A number of states have already approved foreclosure moratoria, including Massachusetts, which put one in place late last month, and Maryland, where Gov. Larry Hogan put a stop to evictions and foreclosures in early April.
Nadeau’s bill was amended at the last minute to allow non-resident condo owners to be foreclosed on for not paying required homeowner dues or fees. But the Council has offered additional protections to homeowners. Last month, it passed an emergency bill requiring mortgage services to offer 90-day payment deferrals to qualified homeowners.
New evictions had already been banned for the duration of the state of emergency — but Tuesday’s bill suspends the filing of new evictions for 60 days after the emergency ends.
Council member Trayon White (D-Ward 8), who wrote the new provision, worried that not offering a longer ban on evictions would mean a rash of displacements as soon as the state of emergency is lifted.
“Not allowing someone some time [to catch up on rent] will lead to a significant increase in evictions,” he said.
The Council has already prohibited landlords from increasing rent during the state of emergency, and it has banned late fees for unpaid rent. It has also prohibited utility cutoffs and is expected to take up additional legislation this month to require utilities like D.C. Water and cable companies to offer their customers payment plans.

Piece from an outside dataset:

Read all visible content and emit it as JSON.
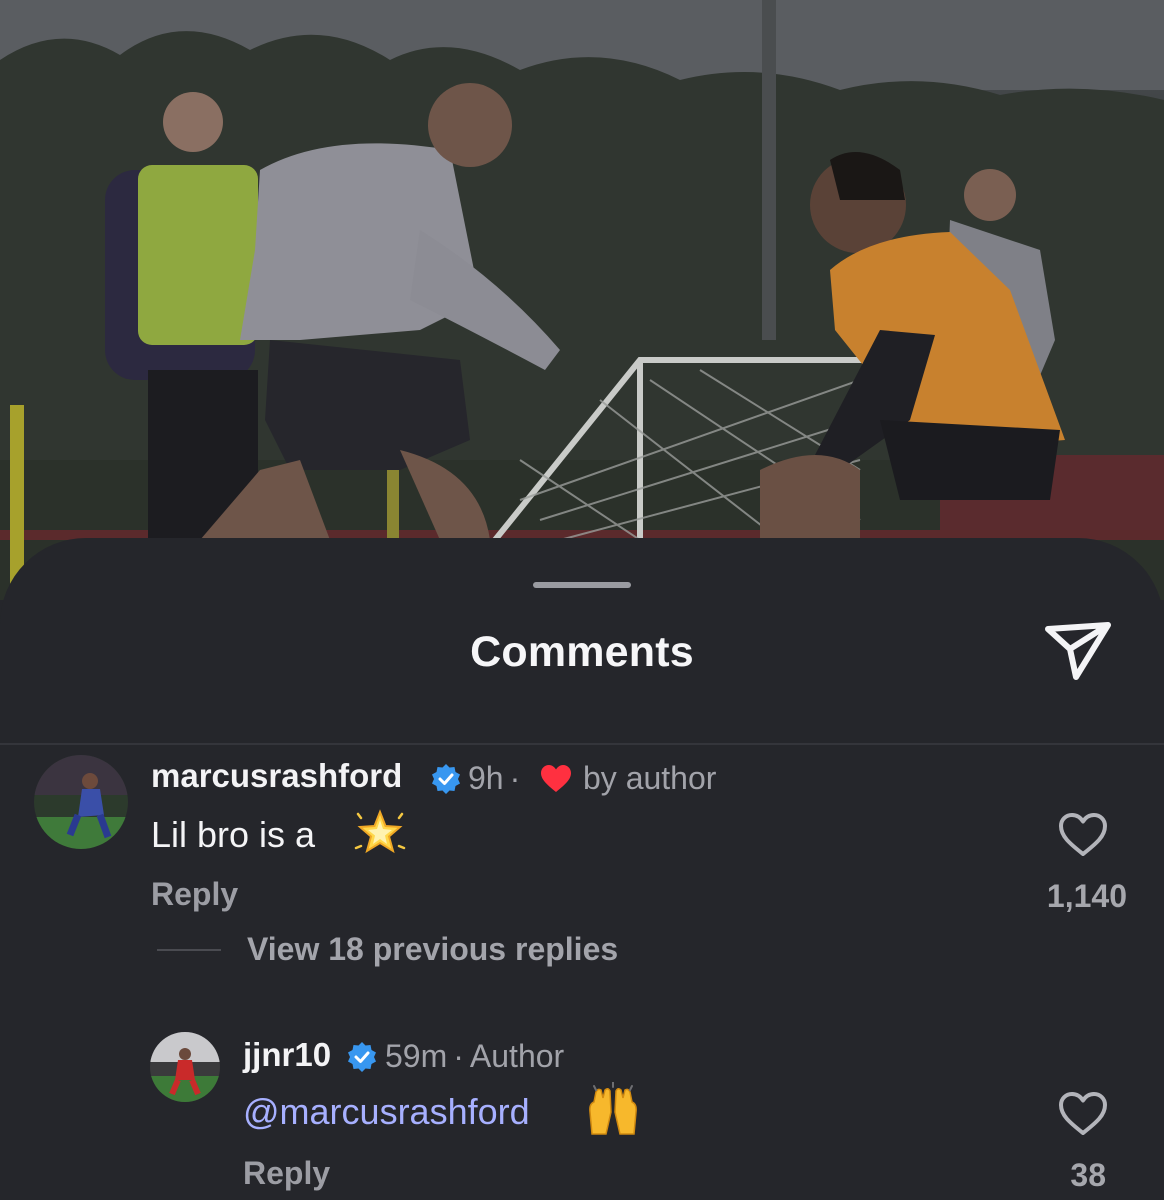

These are the latest steps the Council has taken to ramp up protections for homeowners and renters, but some housing advocates insist more is needed — and they are calling for an outright cancellation of rent and mortgage payments. But such a dramatic move — which has also been advocated by progressive members of Congress — hasn’t yet gained traction in D.C.
Tuesday’s emergency bill also included a number of other provisions, including one capping commissions third-party delivery services can charge restaurants, another easing signature-collection requirements for candidates running in November’s general election and one more requiring Mayor Muriel Bowser to regularly brief the Council on steps being taken at the D.C. Jail to stop the spread of COVID-19.